Hi
This is a pretty simple question really. If I use setInterval(something, 1000)
, can I be completely sure that after, say, 31 days it will have triggered "something" exactly 60*60*24*31
times? Or is there any risk for so called drifting?
Hi
This is a pretty simple question really. If I use setInterval(something, 1000)
, can I be completely sure that after, say, 31 days it will have triggered "something" exactly 60*60*24*31
times? Or is there any risk for so called drifting?
Short answer: No, you can't be sure. Yes, it can drift.
Long answer: John Resig on the Accuracy of JavaScript Time and How JavaScript Timers Work.
From the second article:
In order to understand how the timers work internally there's one important concept that needs to be explored: timer delay is not guaranteed.

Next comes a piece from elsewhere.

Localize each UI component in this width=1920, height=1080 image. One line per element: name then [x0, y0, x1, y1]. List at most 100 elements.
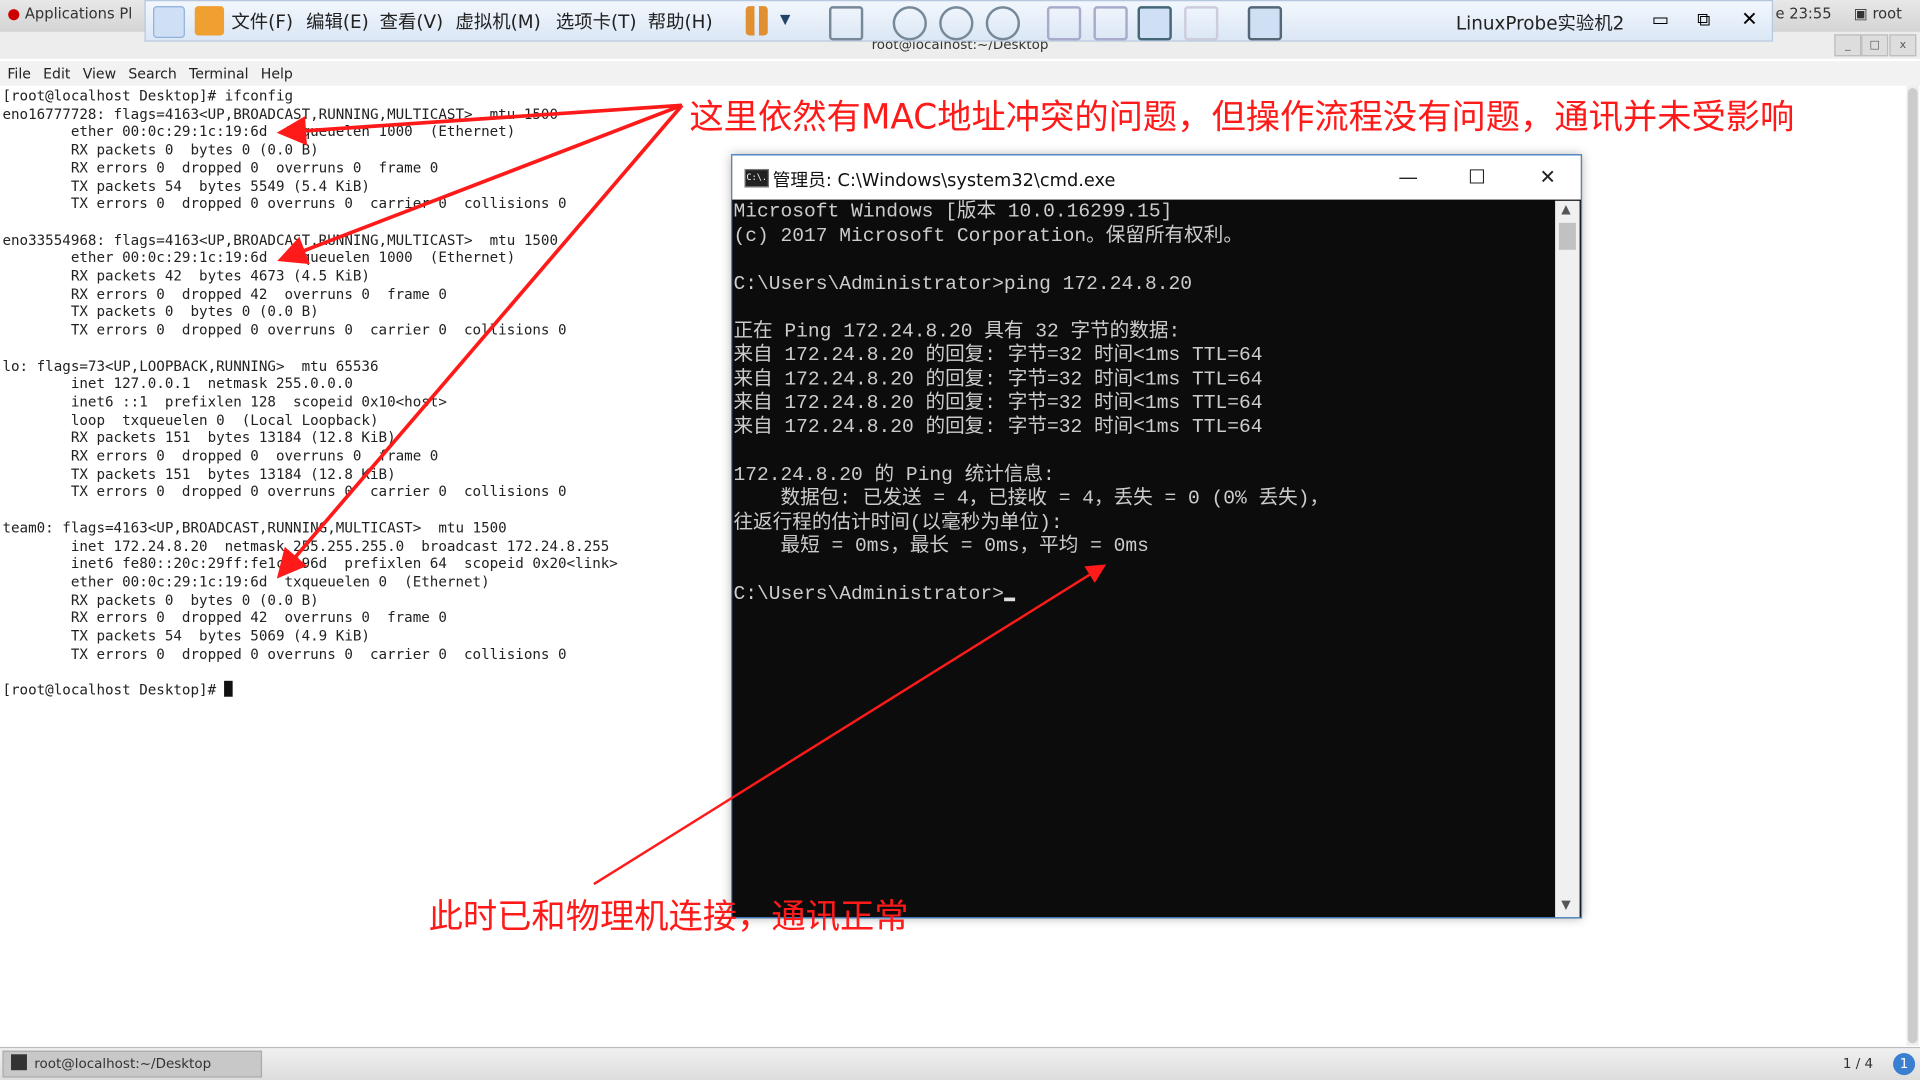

Since all JavaScript in a browser executes on a single thread asynchronous events (such as mouse clicks and timers) are only run when there's been an opening in the execution.
Both articles (and anything on that site) is great reading, so have at it.
Here's a benchmark you can run in Firefox:
var start = +new Date();
var count = 0;
setInterval(function () {
console.log((new Date() - start) % 1000,
++count,
Math.round((new Date() - start)/1000))
}, 1000);
First value should be as close to 0 or 1000 as possible (any other value shows how "off the spot" the timing of the trigger was.) Second value is number of times the code has been triggered, and third value is how many times the could should have been triggered. You'll note that if you hog down your CPU it can get quite off the spot, but it seems to correct itself. Try to run it for a longer period of time and see how it handles.